Finding Neverland

Die Faszination für das grosse Abenteuer Tod ist in der Geschichte von Peter Pan metaphorisch angelegt: Das Jenseits ist hier ein phantastisches Nimmerland. Von diesem Nimmerland träumt der englische Autor James M. Barrie, der am Ausgangspunkt des Films steht. 1904 hat das Theaterstück «Peter Pan – Das Märchen vom Jungen, der nicht gross werden wollte» in London Premiere und begeistert seit hundert Jahren vor allem das angelsächsische Publikum.

Johnny Depp verkörpert den Autor Barrie mit spitzbübischer Nonchalance. Dieser Mann will nicht erwachsen werden und verdrängt seine gescheiterte Ehe durch die ungewöhnliche Beziehung zu Sylvia Llewelyn Davies und ihre vier Buben. Inspiriert durch die Verspieltheit der Kinder und den Todesfluch, der über der Familie Davies liegt, schreibt Barrie seine phantastische Geschichte. Marc Forster, der derzeit erfolgreichste Schweizer Regisseur in Hollywood, weicht teilweise von historischen Ereignissen ab und nimmt Zuspitzungen vor. Vater Davies ist bereits an Krebs gestorben und auch die Mutter Sylvia stirbt anlässlich der Premiere des Stücks, obwohl sie tatsächlich erst einige Jahre später dahinschied.
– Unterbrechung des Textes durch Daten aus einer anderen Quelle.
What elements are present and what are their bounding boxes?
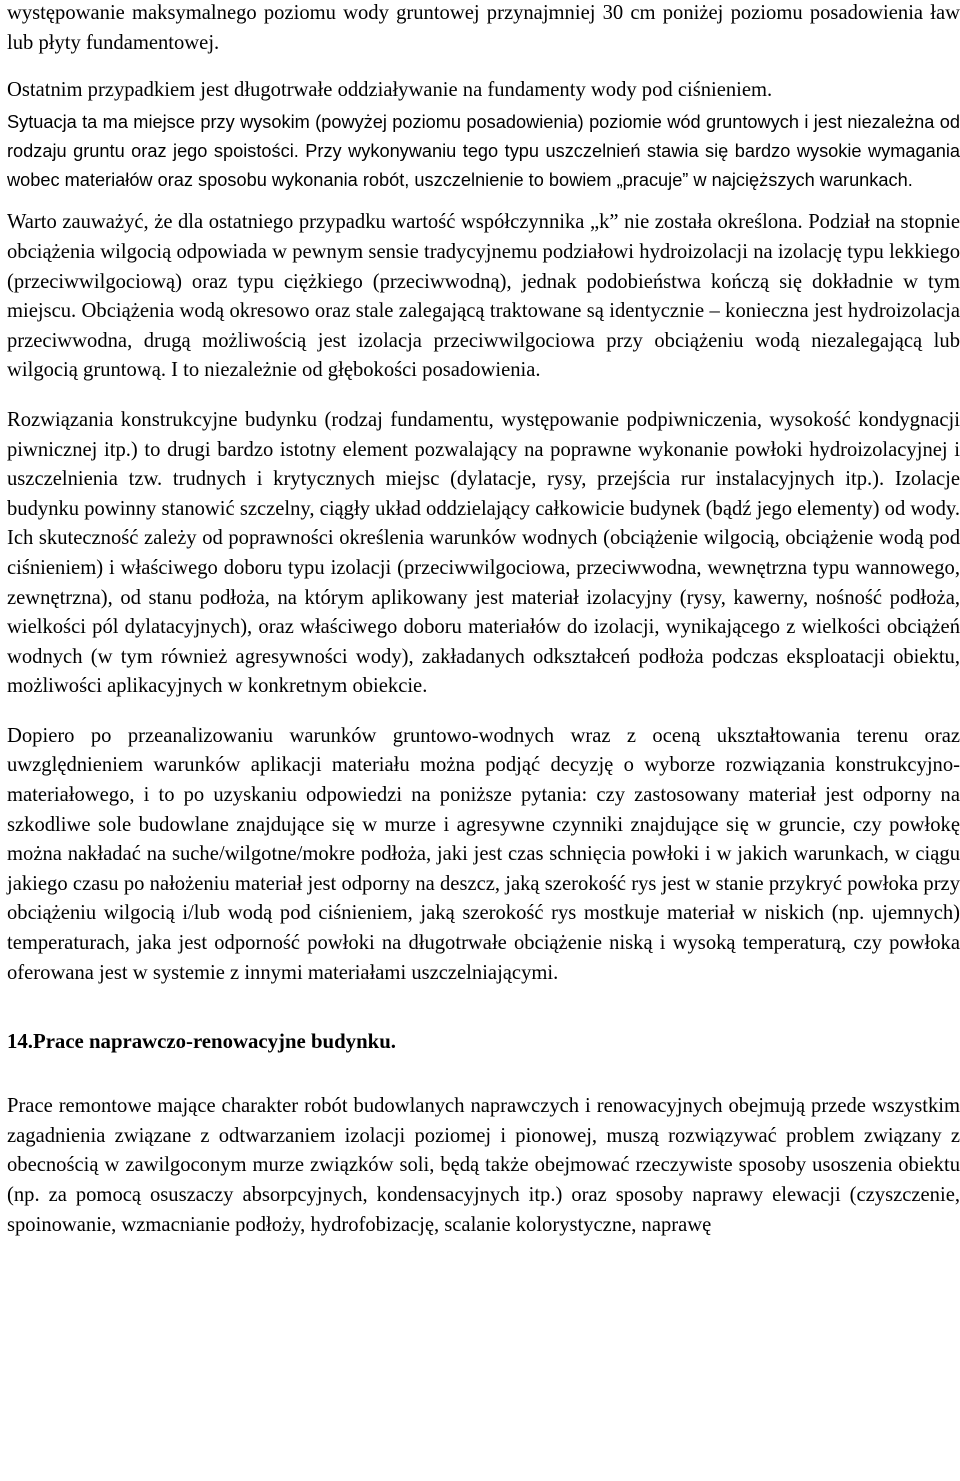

Insgesamt ist „Finding Neverland“ ein sentimentaler Film, der die Tränendrüsen mit der Geschichte von den Waisenkindern in Gang setzt. Wer sich dies gefallen lässt, hat die Chance die Entstehungsgeschichte von Peter Pan von ihrer bewegenden Seite zu erleben.

Charles Martig, Filmbeauftragter Katholischer Mediendienst
charles.martig@kath.ch

„Finding Neverland“, USA 2004, Regie: Marc Forster, Besetzung: Johnny Depp, Kate Winslet, Julie Christie; Verleih: Frenetic Films, Internet: http://www.frenetic.ch

Kinostart: 20. Januar 2005

Fernsehhinweis:
Am Donnerstag, 24. Februar, wird auf SF1 der Film „Marc Forster – Von Davos nach Hollywood“ (20.00 Uhr) ausgestrahlt.